O que se pretende esconder com a ditadura da censura no Espírito Santo?

Existe uma briga feia dentro do judiciário capixaba. Classificada pela imprensa de fogo amigo.

Toda censura procura esconder alguma sujeira. No caso do Espírito Santo, um mar de lama. Engavetar nas redações da imprensa a Operação Naufrágio e a Operação Titanic.

Escreve Nerter Samora: “O loteamento político de importantes postos do Judiciário (…) o jogo para os grupos internos que ‘davam as cartas’ no Poder. Também saíram perdendo (…) as grandes bancas de advocacia, até então com prestígio inabalado, ao virem a mudança do Judiciário de ‘balcão de negócios”.

A Operação Naufrágio foi deflagrada para apurar um suposto esquema de venda e manipulação de sentenças em troca de favores e vantagens pessoais. As investigações surgiram no decorrer da Operação Titanic, que apurou crimes de falsidade ideológica, evasão de divisas, sonegação fiscal, corrupção ativa, tráfico de influência, quadrilha, entre outros, relacionados com o comércio exterior, cometidos por uma organização criminosa.

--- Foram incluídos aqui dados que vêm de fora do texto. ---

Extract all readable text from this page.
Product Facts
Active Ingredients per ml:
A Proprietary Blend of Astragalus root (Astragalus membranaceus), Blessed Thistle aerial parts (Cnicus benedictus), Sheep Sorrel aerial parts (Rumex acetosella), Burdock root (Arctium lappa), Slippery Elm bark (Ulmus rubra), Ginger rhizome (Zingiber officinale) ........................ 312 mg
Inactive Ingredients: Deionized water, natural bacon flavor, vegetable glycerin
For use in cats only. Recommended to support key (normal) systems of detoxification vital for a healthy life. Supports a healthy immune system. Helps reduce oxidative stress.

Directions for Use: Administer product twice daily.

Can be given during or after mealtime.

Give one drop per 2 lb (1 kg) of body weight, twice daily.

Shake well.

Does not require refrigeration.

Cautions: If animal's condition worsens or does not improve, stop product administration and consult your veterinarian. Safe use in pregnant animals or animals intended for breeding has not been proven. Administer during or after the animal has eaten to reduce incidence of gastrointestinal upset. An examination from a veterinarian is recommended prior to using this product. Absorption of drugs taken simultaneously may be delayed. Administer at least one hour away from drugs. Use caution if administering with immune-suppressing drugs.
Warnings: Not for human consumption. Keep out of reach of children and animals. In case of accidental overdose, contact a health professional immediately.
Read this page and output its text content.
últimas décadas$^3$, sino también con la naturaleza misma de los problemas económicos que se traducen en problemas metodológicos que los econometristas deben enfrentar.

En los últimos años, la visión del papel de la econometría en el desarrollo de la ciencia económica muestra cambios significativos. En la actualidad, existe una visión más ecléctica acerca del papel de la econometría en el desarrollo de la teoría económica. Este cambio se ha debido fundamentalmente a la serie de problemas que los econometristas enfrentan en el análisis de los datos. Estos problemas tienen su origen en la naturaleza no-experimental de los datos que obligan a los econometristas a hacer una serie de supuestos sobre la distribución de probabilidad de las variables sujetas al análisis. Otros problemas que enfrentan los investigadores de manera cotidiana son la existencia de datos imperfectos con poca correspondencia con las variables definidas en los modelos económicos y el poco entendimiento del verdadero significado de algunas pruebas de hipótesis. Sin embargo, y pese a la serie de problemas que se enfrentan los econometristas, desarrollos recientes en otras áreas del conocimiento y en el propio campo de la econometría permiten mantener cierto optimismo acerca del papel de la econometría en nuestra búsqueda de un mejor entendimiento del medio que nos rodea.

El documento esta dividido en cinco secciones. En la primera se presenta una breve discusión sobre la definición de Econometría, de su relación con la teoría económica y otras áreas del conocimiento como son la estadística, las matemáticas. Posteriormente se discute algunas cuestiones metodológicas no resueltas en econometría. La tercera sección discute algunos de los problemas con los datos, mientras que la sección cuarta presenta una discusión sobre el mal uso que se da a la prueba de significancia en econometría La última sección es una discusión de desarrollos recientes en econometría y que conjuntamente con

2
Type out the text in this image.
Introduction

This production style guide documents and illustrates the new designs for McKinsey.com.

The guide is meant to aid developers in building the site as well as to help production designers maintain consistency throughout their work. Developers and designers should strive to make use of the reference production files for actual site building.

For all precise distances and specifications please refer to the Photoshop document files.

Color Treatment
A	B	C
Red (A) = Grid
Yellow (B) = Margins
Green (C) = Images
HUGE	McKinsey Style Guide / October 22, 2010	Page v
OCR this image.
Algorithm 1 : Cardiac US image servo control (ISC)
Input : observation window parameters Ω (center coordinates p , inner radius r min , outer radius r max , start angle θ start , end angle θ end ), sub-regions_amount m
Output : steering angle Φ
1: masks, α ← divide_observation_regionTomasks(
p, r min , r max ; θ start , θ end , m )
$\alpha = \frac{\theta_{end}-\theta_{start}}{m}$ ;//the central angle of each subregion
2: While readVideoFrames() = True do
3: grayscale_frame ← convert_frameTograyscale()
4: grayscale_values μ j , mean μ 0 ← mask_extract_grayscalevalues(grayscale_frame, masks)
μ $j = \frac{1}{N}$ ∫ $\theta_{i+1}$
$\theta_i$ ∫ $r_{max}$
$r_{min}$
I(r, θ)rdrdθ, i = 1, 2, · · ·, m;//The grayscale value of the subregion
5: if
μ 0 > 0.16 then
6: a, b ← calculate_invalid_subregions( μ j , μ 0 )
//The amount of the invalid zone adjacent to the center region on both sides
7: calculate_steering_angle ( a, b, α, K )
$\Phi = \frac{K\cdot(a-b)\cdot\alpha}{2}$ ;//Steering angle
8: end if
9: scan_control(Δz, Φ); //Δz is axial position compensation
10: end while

Na Operação Naufrágio foram presos os desembargadores Frederico Guilherme Pimentel, Elpídio José Duque e Josenider Varejão Tavares, o juiz Frederico Luis Schaider Pimentel, os advogados Paulo Duque e Pedro Celso e a funcionária do Tribunal de Justiça do Estado Bárbara Sarcinelli. Eles foram soltos quatro dias depois, após os depoimentos. Os desembargadores foram afastados do cargo no dia 18 de dezembro por determinação do Pleno do tribunal.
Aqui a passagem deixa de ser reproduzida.